A careful look at sub-section (1) of section 244A would reveal that it has three parts. The first part deals with the entitlement of a person to interest whenever he is due to get a refund from the Department. The second part relates to the method of computation of such interest. There are two methods of computation of interest, one provided in clause (a) and another provided in clause (b). In the first method of computation, the liability of the Department to pay interest, starts only from the first day of April of the assessment year, if the liability to refund arises out of section 115 WJ or 206 or 199. The liability to pay interest commences from the date of payment of tax or penalty, under clause (b), in cases not covered by clause (a).

There is no dispute about the fact that the case of the appellant does not fall under section 115WJ or 206 or 199. Therefore, it would, naturally, fall under the residuary provision in clause (b) of clause 1 of section 244A.

Unfortunately, the Tribunal proceeded on the footing that since the refund to which the assessee was entitled had been paid before the completion of assessment, the assessee may not be entitled to interest under section 244A.

But, as we have pointed out, the entitlement of a person to interest on the refund arises out of substantive part of sub-section (1) of section 244A. Clauses (a) and (b) relate only to the method of computation.

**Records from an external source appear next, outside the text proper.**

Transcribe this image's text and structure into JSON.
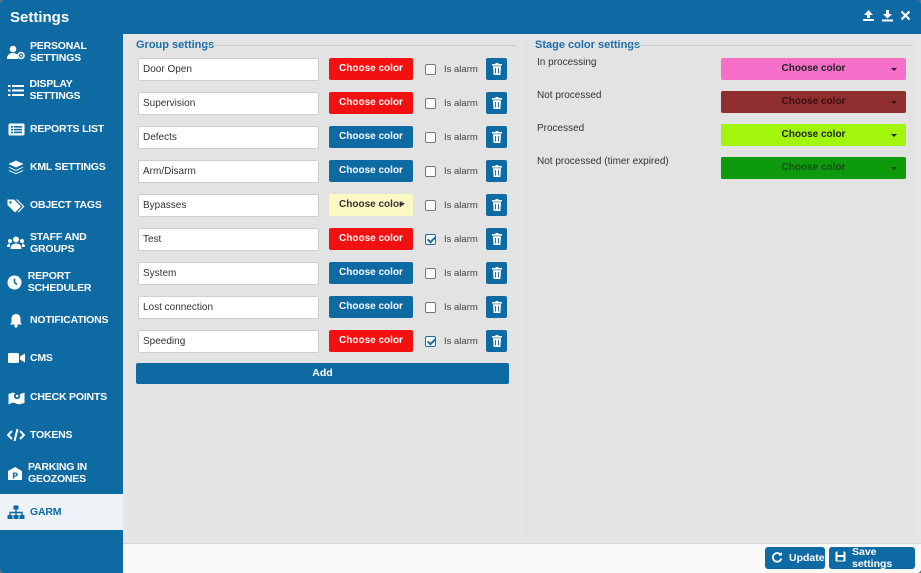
{
  "window": {
    "title": "Settings"
  },
  "sidebar": {
    "items": [
      {
        "label": "PERSONAL SETTINGS",
        "icon": "user-gear-icon"
      },
      {
        "label": "DISPLAY SETTINGS",
        "icon": "list-icon"
      },
      {
        "label": "REPORTS LIST",
        "icon": "report-list-icon"
      },
      {
        "label": "KML SETTINGS",
        "icon": "layers-icon"
      },
      {
        "label": "OBJECT TAGS",
        "icon": "tags-icon"
      },
      {
        "label": "STAFF AND GROUPS",
        "icon": "users-icon"
      },
      {
        "label": "REPORT SCHEDULER",
        "icon": "clock-icon"
      },
      {
        "label": "NOTIFICATIONS",
        "icon": "bell-icon"
      },
      {
        "label": "CMS",
        "icon": "video-camera-icon"
      },
      {
        "label": "CHECK POINTS",
        "icon": "map-pin-icon"
      },
      {
        "label": "TOKENS",
        "icon": "code-icon"
      },
      {
        "label": "PARKING IN GEOZONES",
        "icon": "parking-icon"
      },
      {
        "label": "GARM",
        "icon": "sitemap-icon",
        "active": true
      }
    ]
  },
  "group_settings": {
    "title": "Group settings",
    "alarm_label": "Is alarm",
    "choose_color_label": "Choose color",
    "add_label": "Add",
    "groups": [
      {
        "name": "Door Open",
        "color": "#f21010",
        "text_color": "#ffffff",
        "caret": false,
        "is_alarm": false
      },
      {
        "name": "Supervision",
        "color": "#f21010",
        "text_color": "#ffffff",
        "caret": false,
        "is_alarm": false
      },
      {
        "name": "Defects",
        "color": "#0e6aa3",
        "text_color": "#ffffff",
        "caret": false,
        "is_alarm": false
      },
      {
        "name": "Arm/Disarm",
        "color": "#0e6aa3",
        "text_color": "#ffffff",
        "caret": false,
        "is_alarm": false
      },
      {
        "name": "Bypasses",
        "color": "#fcf9c4",
        "text_color": "#333333",
        "caret": true,
        "is_alarm": false
      },
      {
        "name": "Test",
        "color": "#f21010",
        "text_color": "#ffffff",
        "caret": false,
        "is_alarm": true
      },
      {
        "name": "System",
        "color": "#0e6aa3",
        "text_color": "#ffffff",
        "caret": false,
        "is_alarm": false
      },
      {
        "name": "Lost connection",
        "color": "#0e6aa3",
        "text_color": "#ffffff",
        "caret": false,
        "is_alarm": false
      },
      {
        "name": "Speeding",
        "color": "#f21010",
        "text_color": "#ffffff",
        "caret": false,
        "is_alarm": true
      }
    ]
  },
  "stage_settings": {
    "title": "Stage color settings",
    "choose_color_label": "Choose color",
    "stages": [
      {
        "label": "In processing",
        "color": "#f56fc8",
        "text_color": "#222222"
      },
      {
        "label": "Not processed",
        "color": "#8e2e2e",
        "text_color": "#3a1010"
      },
      {
        "label": "Processed",
        "color": "#a2f50c",
        "text_color": "#222222"
      },
      {
        "label": "Not processed (timer expired)",
        "color": "#0d9b0d",
        "text_color": "#0a4d0a"
      }
    ]
  },
  "footer": {
    "update_label": "Update",
    "save_label": "Save settings"
  }
}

The method of computation dealt with by clause (a) relates to specific cases of refund under certain provisions. Therefore, the starting point for calculation of the interest is fixed as 1st April in clause (a). Clause (b) is a residuary clause, as could be seen from the usage of the expression “in any other case”. Therefore, the starting point for the computation of interest under clause (b) is the date of payment. The provisions under section 244A do not distinguish the cases where payment is made on assessment under section 140A. The explanation to section 244A does not really talk about the entitlement or disentitlement. The explanation, which we have extracted above, would show that the expression “date of payment of tax or penalty” means the date on and from which the amount of taxes or penalty specified in the notice of demand issued under section 156 is paid in excess.